Cette destruction de toute transcendance, de toute référence à quelque entité supra-individuelle que ce soit est souvent présentée comme une conséquence de l’un des éléments les plus « dangereux » du néolibéralisme : son économisme. Car le néolibéralisme tendrait à étendre à l’ensemble du monde social les principes de l’économie. La logique de la maximisation du profit contaminerait les divers aspects de la vie en société : la recherche de l’intérêt individuel et le calcul perte/bénéfice régiraient de plus en plus de comportements, et pas seulement, comme cela était traditionnellement le cas, ceux qui président à  l’échange de biens et de services. Tous les secteurs deviendraient peu à peu soumis à la rationalité économique et à ce qu’elle commande. La morale, la religion, la politique, le droit, etc., perdraient leur force prescriptrice. Aujourd’hui, une action ne serait plus entreprise parce qu’elle est « bonne », parce qu’elle est « juste », parce qu’elle est « légitime », parce qu’elle est « légale », mais uniquement parce qu’elle apparait à son auteur comme « rentable ». Les sociétés traditionnelles se fondaient sur l’institution d’une frontière entre l’économique d’un côté et le non économique de l’autre (la morale, la religion, la famille, la politique). Il n’y aurait plus, aujourd’hui, de hors-économie. Par conséquent, ce qui triompherait dans la configuration actuelle, ce serait aussi quelque chose comme une nouvelle image de l’homme, une nouvelle anthropologie, un nouveau type de sujet : l’homo oeconomicus. Les types d’hommes et de femmes fabriqués par le néolibéralisme placeraient toujours leurs intérêts, leurs désirs et leurs plaisirs au premier plan ; ils n’obéiraient pas à des valeurs, des lois, des principes légitimes, mais à ce que commande la logique du calcul économique et de l’égoïsme.

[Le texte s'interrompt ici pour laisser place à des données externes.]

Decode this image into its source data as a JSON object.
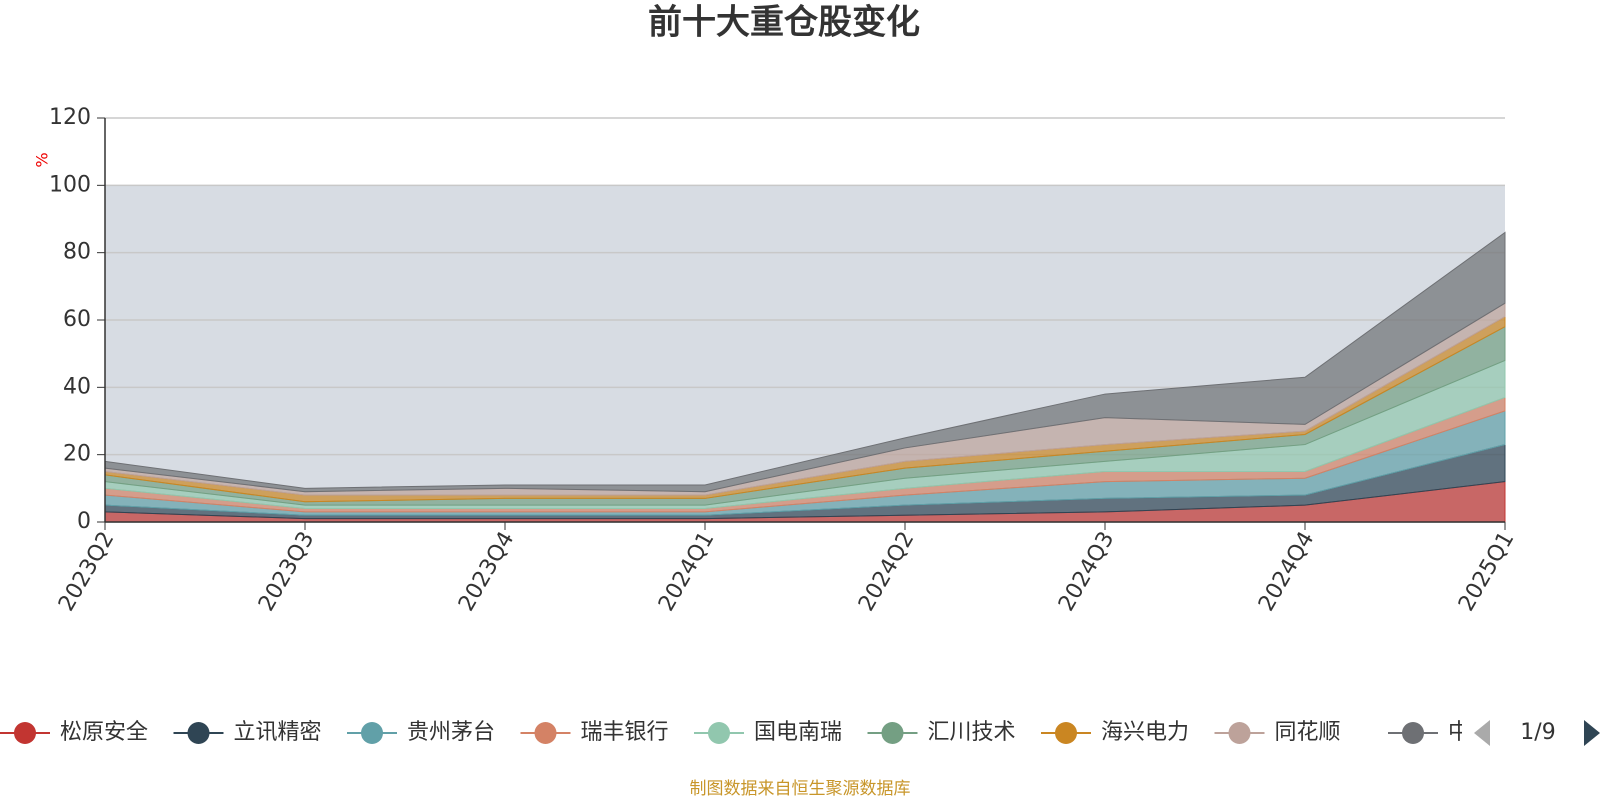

Au fond, la société libérale serait à peine une société. Les acteurs s’y comportent comme des atomes juxtaposés, concentrés sur leurs intérêts privés. A la loi sociale de la réciprocité se substituerait la loi du marché.  Et si la remise en cause de ces carcans collectifs qui enserraient et régulaient les actions individuelles (la morale, la religion, l’Etat, l’intérêt collectif, etc.) a pu être perçue, à un moment, comme émancipatrice et libératrice, elle déboucherait en fait, au final, sur la naissance d’une société dépourvue d’idéaux, où, livrés à eux-mêmes, les hommes vivent des vies désinscrites des institutions qui pourraient les arracher à l’insignifiance et leur donner du sens.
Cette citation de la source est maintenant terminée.